The California Association of Realtors has published a set of transaction forms (“CAR” forms) for nearly every potential real estate contract. These fill-in-the-blank forms are intended to allow agents to prepare standard contract documents without the risk of being accused of practicing law. They are routinely revised and often the changes are not obvious. Anyone with prior experience with the forms should be sure to check which edition they are currently using or interpreting, as the provisions may be different that what they are used to. If necessary, buyers and sellers of real estate should consult with a Sacramento real estate attorney be better understand what their contract language will mean in their deal. A common area of concern is the release of contingencies. If the sale is contingent on something, that something has to happen for the contract to be further enforceable. An example is a contingency to obtain a loan on certain terms. If the buyer cannot obtain it, then they can call the deal off. However, they can decide to accept a loan under different conditions, and waive the contingency.
The C.A.R. forms used for residential purchase agreements since the October 2002 revision have eliminated the last vestige of “passive” removal of contingencies common in the older forms. The new forms all utilize “active” written removal of contingencies, such that satisfaction of the underlying condition is not enough; there must be a written removal before a contingency is, in fact, removed. If a party does not remove it in writing, it is incumbent on the other to serve a Notice to Perform. Until all contingencies are removed in writing, Sellers always have a right to cancel. Other than the risk of cancellation, there is no penalty to the holder of the contingency if the underlying event occurs but the contingency is not removed in writing. The older C.A.R. Purchase and Sale form copyrighted 1983-1985, is different.
Older C.A.R. Forms Allowed “Passive” Removal of Contingencies
The pre- October 2002 form provides for election of “Passive Removal.” If the Buyer does not remove contingencies, or give notice of items disapproved, he is conclusively presumed to have waived all contingencies. Seller does not have a right to cancel. If the Buyer notified the Seller of items they did not approve, and Seller does not respond within the specified time, the Seller is deemed to have refused to correct the items, and the Buyer may cancel.
Older C.A.R. Forms, Where “Active” Removal Was Selected, Did Not Require a “Notice to Perform.”

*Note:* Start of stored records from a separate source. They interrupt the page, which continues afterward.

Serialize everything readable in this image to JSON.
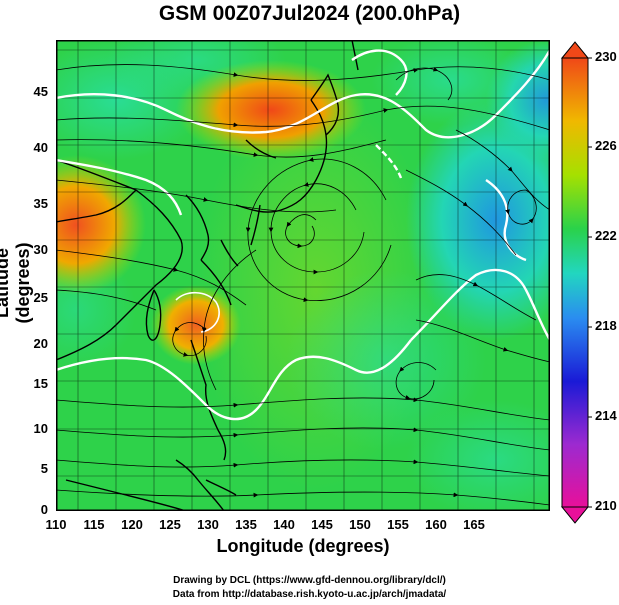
{
  "title": "GSM 00Z07Jul2024 (200.0hPa)",
  "axes": {
    "xlabel": "Longitude (degrees)",
    "ylabel": "Latitude  (degrees)",
    "x_ticks": [
      "110",
      "115",
      "120",
      "125",
      "130",
      "135",
      "140",
      "145",
      "150",
      "155",
      "160",
      "165"
    ],
    "y_ticks": [
      "45",
      "40",
      "35",
      "30",
      "25",
      "20",
      "15",
      "10",
      "5",
      "0"
    ]
  },
  "colorbar": {
    "ticks": [
      "230",
      "226",
      "222",
      "218",
      "214",
      "210"
    ],
    "colors": [
      "#e8109a",
      "#1a1ad6",
      "#2a8cf0",
      "#22d6c0",
      "#2ad24a",
      "#a6e000",
      "#f0b800",
      "#f04818"
    ]
  },
  "credits": {
    "line1": "Drawing by DCL (https://www.gfd-dennou.org/library/dcl/)",
    "line2": "Data from http://database.rish.kyoto-u.ac.jp/arch/jmadata/"
  }
}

The pre- October 2002 form allows selection of “Active Removal” of contingencies. If the Buyer does not remove contingencies in writing within the specified time, the Seller may cancel without serving a Notice to Perform.
Current C.A.R. Forms Require “Active” Removal, Require Notice to Perform, And Maintain The Right To Cancel Until All Contingencies Are Removed In Writing.
The current C.A.R. forms are different, representing a change in philosophy of the forms, a result of the strong seller’s market that had existed in California for several years. The forms give the parties a 17 day free look. Now, if a contingency is not removed in writing in the time specified, the other party must to serve a Notice to Perform to trigger their right to cancel. And if anyone’s contingency is not removed in writing, the Seller always has a right to cancel. Thus, removal of a contingency in writing, as well as occurrence of the underlying event, are required to satisfy the Contract. The Purchase Contract and the Contingency are taken together as they are parts of one transaction. Civil Code §1642. The various provisions of the contract are reviewed together, “so as to give effect to every part, if reasonably practicable, each clause helping to interpret the other.” Civil Code §1641. To interpret the contract otherwise would require pretending that the CAR forms were not changed.